The Walmart Foundation has awarded nearly US$750,000 to leading UK sustainability charity WRAP, to develop new strategies to slash household food waste in the UK and Canada, in a partnership with the National Zero Waste Council in Canada.
The UK-Canada partnership will focus on high-impact food waste behaviours and designing new interventions using WRAP’s long track record in behaviour change. Research is underway in both countries, with BCI prototypes to be piloted between March 2022 and 2023.
Sarah Clayton, head of citizen behaviour change at WRAP, said: “We are delighted to have the backing of the Walmart Foundation on this ground-breaking research, which will drive forward thinking on ways to subtly ‘nudge’ people towards positive behaviours that prevent food going to waste.
“Food waste is so often overlooked in relation to climate change, but more greenhouse gas is produced by food waste than by all international flights, so we ignore it at our peril.
“Having organisations like the Walmart Foundation onboard is crucial to deliver new work and generate new insights for the benefit of partners all around the world.”
Eileen Hyde, senior director for Walmart.org, commented: “We have an opportunity to reduce the impacts of food waste on the environment with even the slightest behaviour modifications.

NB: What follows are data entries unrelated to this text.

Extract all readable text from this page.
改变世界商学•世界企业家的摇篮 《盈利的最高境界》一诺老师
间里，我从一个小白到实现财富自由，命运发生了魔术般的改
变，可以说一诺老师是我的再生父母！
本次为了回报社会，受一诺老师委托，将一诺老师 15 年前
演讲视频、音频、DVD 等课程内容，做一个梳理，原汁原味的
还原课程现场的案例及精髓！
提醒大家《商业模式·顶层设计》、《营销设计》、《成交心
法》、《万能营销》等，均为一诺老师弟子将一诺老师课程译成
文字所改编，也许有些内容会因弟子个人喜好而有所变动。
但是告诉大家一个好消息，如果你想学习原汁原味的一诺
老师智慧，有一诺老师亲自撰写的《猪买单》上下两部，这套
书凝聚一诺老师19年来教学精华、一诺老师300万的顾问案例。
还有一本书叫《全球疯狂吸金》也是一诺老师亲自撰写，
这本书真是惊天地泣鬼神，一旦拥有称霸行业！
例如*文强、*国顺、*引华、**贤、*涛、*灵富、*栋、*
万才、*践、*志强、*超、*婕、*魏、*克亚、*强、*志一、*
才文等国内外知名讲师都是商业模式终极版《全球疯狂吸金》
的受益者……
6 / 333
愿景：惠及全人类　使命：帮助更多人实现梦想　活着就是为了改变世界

“Identifying these behaviours and applying interventions is a great step in the right direction to affect change. It will take all of us working together to address food waste, and we’re proud to support WRAP’s good work.”
Jack Froese, chair of the National Zero Waste Council, added: “The National Zero Waste Council is pleased to collaborate with WRAP UK on this important research into the behaviours that lead to food waste at home and insights as to how habits that lead to food waste can be changed.
“Food waste is a common problem – more than 60 per cent of the food Canadians throw away could have been eaten but there may be nuances between our two countries that will help us to better understand and change our relationship with food.”
In addition to developing new behavioural change interventions, key insights and recommendations that arise during the project will be shared with partners to help inform international policy and guide best practice recommendations for stakeholders throughout the supply chain, from retailers to the on-trade.
WRAP, which has more than 20 years’ experience of developing cross sector collaborations that reduce environmental impacts, said it was keen to speak with Trusts and Foundations about other projects it is developing.
The organisation is also looking for partners to pilot interventions in the UK, and to speak with not-for-profit organisations.
The importance of reducing household food waste was brought clearly into global headlines in March 2020 with the publication of the Food Waste Index, produced by WRAP and UNEP (United Nations Environment Programme).
This ground-breaking report reversed accepted thinking on food waste by showing for the first time that household food waste is similar in both lower-middle income and high-income countries, and not only a problem for richer nations.
The findings of the Food Waste Index were announced during the UK’s inaugural Food Waste Action Week, delivered by WRAP’s Love Food Hate Waste consumer campaign, which is spearheading this new programme of BCIs.
WRAP behaviour change work spans a number of priority materials that contribute heavily towards global greenhouse gas emissions and pollution, with food waste, plastics, and textiles BCIs running concurrently with others for recycling and resource efficiency.
Its programmes operate in the UK and around the globe through partnerships that span more than twenty countries, over six continents.